DEATH IN POLICE CUSTODY.


        Not a new film but still just as relevant today as when it was made.
INJUSTICE

Winner Best Documentary - BFM London Film Festival 2002, Winner National Social Justice Award 2003, Winner Best Documentary (Human Rights) - One World Film Festival 2003, Winner New Nation Campaign group of the Year 2004.

(2001/98 minutes/UK/Dir: Ken Fero & Tariq Mehmood/Migrant Media)

   http://vimeo.com/34633260

The struggles for justice by the families of people that have died in police custody.

         In 1969 David Oluwale became the first black person to die in police custody in Britain.

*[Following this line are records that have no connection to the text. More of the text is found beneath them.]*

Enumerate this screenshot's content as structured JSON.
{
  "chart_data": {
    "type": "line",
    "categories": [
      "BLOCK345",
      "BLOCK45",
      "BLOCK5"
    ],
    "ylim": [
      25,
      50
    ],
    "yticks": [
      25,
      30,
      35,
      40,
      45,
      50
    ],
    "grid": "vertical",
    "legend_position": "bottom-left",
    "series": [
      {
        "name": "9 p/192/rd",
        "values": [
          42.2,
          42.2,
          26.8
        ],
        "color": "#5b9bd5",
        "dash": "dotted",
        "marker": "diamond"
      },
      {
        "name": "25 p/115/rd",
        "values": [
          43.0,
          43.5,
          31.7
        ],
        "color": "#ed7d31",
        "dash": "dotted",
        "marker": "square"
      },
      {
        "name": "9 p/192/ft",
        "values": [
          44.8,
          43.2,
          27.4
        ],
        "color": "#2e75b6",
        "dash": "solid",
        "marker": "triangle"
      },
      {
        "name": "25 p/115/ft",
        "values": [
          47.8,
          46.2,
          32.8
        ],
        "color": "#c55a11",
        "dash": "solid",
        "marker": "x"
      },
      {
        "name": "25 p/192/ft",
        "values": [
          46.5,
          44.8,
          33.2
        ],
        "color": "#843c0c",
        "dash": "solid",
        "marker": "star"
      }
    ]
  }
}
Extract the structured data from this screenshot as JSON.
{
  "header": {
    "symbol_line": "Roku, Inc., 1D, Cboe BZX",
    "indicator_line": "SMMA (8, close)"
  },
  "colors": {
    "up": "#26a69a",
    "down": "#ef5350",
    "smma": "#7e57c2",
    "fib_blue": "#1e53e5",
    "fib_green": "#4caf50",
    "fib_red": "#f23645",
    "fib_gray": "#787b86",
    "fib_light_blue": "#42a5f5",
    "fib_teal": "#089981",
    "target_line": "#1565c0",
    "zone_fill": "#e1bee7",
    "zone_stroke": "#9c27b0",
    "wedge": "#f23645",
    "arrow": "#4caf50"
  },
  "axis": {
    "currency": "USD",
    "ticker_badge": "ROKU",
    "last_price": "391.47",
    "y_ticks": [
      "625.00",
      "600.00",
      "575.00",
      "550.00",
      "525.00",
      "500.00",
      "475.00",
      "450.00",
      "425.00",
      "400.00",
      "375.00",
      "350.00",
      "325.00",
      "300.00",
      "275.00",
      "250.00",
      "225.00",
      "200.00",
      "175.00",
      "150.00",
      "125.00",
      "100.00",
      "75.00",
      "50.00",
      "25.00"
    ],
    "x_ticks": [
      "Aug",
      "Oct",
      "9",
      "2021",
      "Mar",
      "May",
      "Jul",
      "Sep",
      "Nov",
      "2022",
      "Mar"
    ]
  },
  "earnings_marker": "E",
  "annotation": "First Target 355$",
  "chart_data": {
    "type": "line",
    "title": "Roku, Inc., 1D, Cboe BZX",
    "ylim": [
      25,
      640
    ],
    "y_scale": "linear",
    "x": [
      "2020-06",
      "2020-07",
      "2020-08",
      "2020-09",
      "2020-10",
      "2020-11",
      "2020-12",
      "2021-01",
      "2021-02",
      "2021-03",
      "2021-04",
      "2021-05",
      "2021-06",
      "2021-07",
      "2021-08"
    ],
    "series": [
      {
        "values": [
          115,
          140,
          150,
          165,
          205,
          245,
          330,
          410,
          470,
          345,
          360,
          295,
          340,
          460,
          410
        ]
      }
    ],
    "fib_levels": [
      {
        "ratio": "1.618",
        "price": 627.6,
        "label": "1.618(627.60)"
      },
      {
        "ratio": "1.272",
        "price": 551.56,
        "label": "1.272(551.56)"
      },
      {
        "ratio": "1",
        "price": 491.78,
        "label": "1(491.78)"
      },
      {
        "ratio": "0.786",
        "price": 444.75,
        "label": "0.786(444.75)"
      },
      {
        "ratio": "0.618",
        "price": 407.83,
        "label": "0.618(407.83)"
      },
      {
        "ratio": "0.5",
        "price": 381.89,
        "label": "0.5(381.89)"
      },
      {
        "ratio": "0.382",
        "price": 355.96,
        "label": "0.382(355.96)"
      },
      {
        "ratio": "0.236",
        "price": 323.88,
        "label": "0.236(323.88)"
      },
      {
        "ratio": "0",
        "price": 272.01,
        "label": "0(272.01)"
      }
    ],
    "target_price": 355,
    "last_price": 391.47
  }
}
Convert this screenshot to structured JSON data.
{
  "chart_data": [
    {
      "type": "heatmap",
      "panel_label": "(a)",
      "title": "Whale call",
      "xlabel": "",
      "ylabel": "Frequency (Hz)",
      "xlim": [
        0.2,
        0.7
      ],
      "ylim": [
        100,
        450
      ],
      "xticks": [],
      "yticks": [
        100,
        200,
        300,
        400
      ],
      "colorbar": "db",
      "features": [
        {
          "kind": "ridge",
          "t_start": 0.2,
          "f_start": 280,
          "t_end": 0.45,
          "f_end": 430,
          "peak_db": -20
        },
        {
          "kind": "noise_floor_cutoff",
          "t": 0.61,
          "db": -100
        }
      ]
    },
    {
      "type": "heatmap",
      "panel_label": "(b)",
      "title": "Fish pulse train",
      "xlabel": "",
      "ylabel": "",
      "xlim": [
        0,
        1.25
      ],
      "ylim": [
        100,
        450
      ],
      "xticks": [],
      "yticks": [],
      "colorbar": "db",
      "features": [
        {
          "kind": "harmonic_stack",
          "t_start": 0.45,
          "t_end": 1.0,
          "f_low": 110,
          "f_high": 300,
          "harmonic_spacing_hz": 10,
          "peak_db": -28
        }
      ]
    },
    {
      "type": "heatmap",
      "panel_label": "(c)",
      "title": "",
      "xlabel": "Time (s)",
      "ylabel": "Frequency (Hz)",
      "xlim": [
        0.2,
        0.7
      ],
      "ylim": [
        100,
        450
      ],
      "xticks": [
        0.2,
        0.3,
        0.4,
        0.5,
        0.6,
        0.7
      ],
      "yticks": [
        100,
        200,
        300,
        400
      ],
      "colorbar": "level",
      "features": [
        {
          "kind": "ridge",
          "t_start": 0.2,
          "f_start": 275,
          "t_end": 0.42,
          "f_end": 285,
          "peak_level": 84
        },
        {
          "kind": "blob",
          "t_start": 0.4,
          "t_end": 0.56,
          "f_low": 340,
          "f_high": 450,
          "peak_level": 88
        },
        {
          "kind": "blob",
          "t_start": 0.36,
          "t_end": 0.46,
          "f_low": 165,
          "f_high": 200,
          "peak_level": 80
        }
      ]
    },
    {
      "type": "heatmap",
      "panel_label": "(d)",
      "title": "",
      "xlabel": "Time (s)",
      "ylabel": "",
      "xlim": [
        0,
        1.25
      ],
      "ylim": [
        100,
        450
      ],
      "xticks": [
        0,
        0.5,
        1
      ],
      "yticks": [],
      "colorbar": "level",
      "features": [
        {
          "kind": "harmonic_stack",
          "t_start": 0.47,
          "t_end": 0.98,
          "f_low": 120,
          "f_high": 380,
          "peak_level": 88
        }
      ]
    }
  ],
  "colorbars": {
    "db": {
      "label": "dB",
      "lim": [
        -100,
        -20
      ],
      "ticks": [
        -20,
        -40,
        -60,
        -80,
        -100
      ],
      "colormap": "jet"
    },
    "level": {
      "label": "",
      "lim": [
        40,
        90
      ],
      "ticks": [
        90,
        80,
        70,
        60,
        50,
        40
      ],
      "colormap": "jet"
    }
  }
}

Many others have died since then. None of the police officers involved have been convicted of these deaths. In this documentary, the families of these victims ask "Why not?"

         This is a blow by blow account of the relentless struggles of the families as they find out how they lost their loved ones in extremely violent deaths at the hands of police officers.
Each family is met with a wall of official secrecy and the film documents how they unite and challenge this together. The documentary uses powerful exclusive footage filmed over a five year period and witnesses the families pain and anger at the killings. It documents the fight to retrieve the bodies for burial, the mockery of police self-investigation and the collusion of the legal system in the deaths. The film asks why an accused killer in a police uniform is not judged by the same standards as the rest of society.

I N J U S T I C E documents the horrific loss of life at the hands of the state and it's attempts to cover up these killings. The British police have been responsible for hundreds of deaths and have walked free. The families of the dead want justice and they will not stop until they have got it.